Well, it is not indoor volleyball courts, swimming pool water features, hiking trails, roofs for churches, ramps for religious institutions, dolphin pool liners, lights for baseball fields..... etc.  Those were included, and continue to be included in the state's pork barrel spending.  By essential; I mean public safety, repair of infrastructure, services to the citizens in need, and public environmental protection.  Moody's, and Fitch's reports indicted that the state has a spending problem, and a mismanagement problem.  They politely touched on the corruption in state government also.  Borrowing to pay down debts at a lower interest rate maybe a money saving effort; but the spending must be controlled at the same time.  Right now, we have another governor running around giving out money for socially approved causes while neglecting to pay debts owed.  He wants to get re-elected which is a fantasy.  It makes no difference whether the new governor is of one party, or the other.  The same spending for votes, and campaign donations will happen.  Illinois needs to go on a no spending budget except for the most necessary expenditures, and pay the debts owed.
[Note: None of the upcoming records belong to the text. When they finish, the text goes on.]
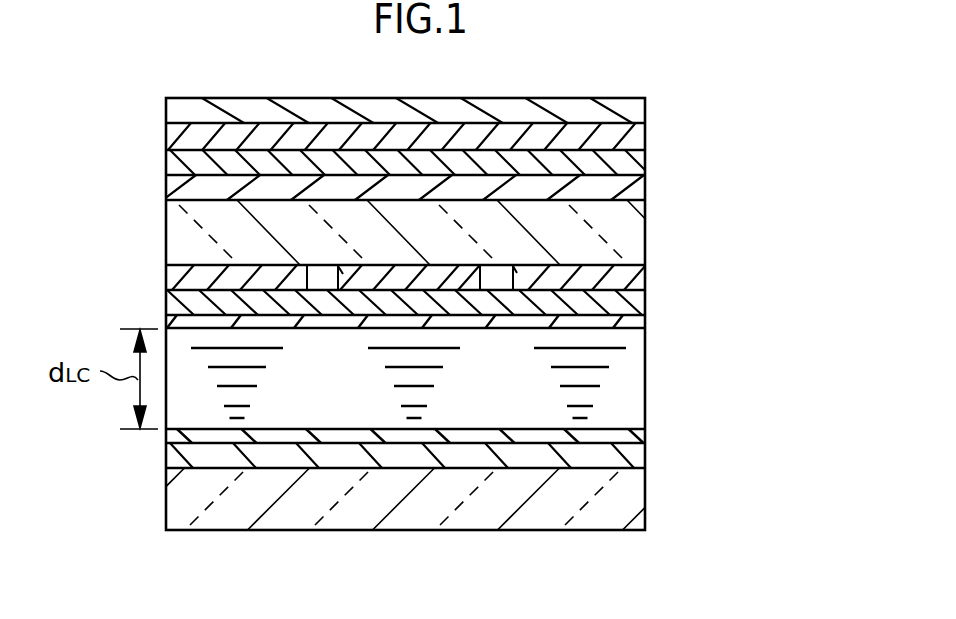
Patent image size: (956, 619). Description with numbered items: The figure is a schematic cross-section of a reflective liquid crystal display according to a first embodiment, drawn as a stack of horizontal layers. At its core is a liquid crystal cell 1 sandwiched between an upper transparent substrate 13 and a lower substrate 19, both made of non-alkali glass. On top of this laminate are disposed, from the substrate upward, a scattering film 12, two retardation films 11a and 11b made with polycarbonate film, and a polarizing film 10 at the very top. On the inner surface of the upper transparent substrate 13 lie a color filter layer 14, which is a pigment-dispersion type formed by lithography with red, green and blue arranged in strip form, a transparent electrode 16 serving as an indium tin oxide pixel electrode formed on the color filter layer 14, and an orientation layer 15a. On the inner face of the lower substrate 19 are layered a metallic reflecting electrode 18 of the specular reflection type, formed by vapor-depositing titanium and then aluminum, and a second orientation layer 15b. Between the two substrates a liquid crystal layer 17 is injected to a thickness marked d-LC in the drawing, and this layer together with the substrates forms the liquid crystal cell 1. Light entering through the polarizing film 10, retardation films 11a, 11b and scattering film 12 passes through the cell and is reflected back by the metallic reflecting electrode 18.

The liquid crystal cell 1 is at (777, 227).
The polarizing film 10 is at (645, 115).
The retardation film 11a is at (645, 133).
The retardation film 11b is at (645, 160).
The scattering film 12 is at (645, 190).
The upper transparent substrate 13 is at (645, 243).
The color filter layer 14 is at (645, 275).
The transparent electrode 16 is at (645, 303).
The orientation layer 15a is at (645, 323).
The liquid crystal layer 17 is at (645, 397).
The orientation layer 15b is at (645, 438).
The metallic reflecting electrode 18 is at (645, 457).
The lower substrate 19 is at (645, 498).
SaintClarence27 wrote on January 25, 2013 at 2:01 pm

While I agree with you, a lot of citizens would not include services to citizens in need in that group, nor public environmental protection.

Sid Saltfork wrote on January 25, 2013 at 3:01 pm

Yes.  If the spending pattern continues; services to citizens in need, and public environmental protection will be dropped also.  People will have their priorities; but the legislators, and governor will place their priorities before those of the people.  It is Illinois political history.  Pork barrel spending for votes, and campaign donations mixed with corruption.  The two previous governors of both parties were convicted of corruption; but they could not have done it all by themselves.  They had help from the legislature.